The Miley Cyrus cover of this song has stirred some interest in the origin of it.
Anne Bredon (born Anne Loeb on September 7, 1930 in Berkeley, California) is an American folk singer, best known for composing the song Babe I'm Gonna Leave You while she was a student at University of California, Berkeley in the late 1950s. Bredon is the daughter of physicist Leonard Loeb and granddaughter of physiologist Jacques Loeb.

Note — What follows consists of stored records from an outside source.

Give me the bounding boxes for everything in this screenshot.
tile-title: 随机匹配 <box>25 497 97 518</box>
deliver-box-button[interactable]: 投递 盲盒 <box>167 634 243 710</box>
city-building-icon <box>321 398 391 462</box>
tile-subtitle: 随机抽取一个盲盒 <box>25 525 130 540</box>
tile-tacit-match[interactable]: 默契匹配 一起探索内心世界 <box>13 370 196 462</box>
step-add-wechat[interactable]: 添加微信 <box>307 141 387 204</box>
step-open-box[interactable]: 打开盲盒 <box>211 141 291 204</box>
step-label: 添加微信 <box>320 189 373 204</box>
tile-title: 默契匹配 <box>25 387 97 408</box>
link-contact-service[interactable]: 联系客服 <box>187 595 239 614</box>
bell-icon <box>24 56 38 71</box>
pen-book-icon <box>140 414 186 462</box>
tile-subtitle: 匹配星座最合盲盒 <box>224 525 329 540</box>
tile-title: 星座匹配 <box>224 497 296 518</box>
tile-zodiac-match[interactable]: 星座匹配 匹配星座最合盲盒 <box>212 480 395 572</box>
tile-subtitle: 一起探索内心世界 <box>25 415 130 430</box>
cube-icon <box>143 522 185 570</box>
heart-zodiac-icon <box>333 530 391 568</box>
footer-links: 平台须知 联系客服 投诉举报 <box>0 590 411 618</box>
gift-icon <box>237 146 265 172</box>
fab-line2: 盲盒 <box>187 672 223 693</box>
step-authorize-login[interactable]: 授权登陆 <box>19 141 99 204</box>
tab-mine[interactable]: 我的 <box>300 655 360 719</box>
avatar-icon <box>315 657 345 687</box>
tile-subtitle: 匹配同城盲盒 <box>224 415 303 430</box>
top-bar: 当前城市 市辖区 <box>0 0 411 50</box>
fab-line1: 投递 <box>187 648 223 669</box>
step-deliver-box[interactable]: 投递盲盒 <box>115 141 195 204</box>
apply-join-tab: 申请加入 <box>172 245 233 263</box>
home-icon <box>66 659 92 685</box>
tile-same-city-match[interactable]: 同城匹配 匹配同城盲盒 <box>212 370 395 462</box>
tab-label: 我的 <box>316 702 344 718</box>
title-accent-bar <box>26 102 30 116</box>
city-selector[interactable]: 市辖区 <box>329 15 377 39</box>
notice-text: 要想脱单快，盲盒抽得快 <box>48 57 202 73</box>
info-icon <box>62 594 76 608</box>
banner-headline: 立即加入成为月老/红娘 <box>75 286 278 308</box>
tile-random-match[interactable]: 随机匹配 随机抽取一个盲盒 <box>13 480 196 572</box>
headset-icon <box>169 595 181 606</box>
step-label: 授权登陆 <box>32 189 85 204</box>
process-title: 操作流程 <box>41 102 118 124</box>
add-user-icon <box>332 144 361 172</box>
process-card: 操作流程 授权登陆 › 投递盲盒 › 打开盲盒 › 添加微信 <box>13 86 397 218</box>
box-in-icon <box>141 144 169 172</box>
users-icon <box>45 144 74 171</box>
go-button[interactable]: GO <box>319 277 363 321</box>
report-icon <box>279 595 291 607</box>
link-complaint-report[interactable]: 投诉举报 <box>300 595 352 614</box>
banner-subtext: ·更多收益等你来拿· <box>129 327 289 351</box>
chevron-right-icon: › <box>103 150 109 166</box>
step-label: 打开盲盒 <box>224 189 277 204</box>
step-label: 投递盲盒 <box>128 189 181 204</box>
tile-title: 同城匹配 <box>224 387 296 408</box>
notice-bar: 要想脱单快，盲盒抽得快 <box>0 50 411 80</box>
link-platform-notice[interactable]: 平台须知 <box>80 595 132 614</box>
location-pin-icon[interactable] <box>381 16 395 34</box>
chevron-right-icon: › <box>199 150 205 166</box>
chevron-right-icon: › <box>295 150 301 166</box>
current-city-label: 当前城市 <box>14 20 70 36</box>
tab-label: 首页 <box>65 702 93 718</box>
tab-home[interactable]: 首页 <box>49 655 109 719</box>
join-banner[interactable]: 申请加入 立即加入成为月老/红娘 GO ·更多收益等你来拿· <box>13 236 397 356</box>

She majored in art at Humboldt State University and completed her master's degree in mathematics at Berkeley, California.[1]
Some time around 1960, while attending Berkeley, Bredon appeared on a live folk-music radio show, The Midnight Special, on radio station KPFA singing Babe, I'm Gonna Leave You.[2] Janet Smith, another folk singer, developed her own version of the song and performed it on the same radio show some time later, catching the attention of Joan Baez who used the song on Joan Baez in Concert, Part 1 (1963).[2] The song was initially credited as "Traditional, arr. Baez" but properly attributed on Baez' 1964 sheet music, The Joan Baez Song Book.[2]
The English rock band Led Zeppelin covered the song after hearing Baez's version, crediting the song as "Trad., arr. Page". In the 1980s Bredon was made aware of Led Zeppelin's version of the song and so, since 1990, this version has been credited to Anne Bredon/Jimmy Page & Robert Plant: Bredon received a substantial back-payment in royalties.[3]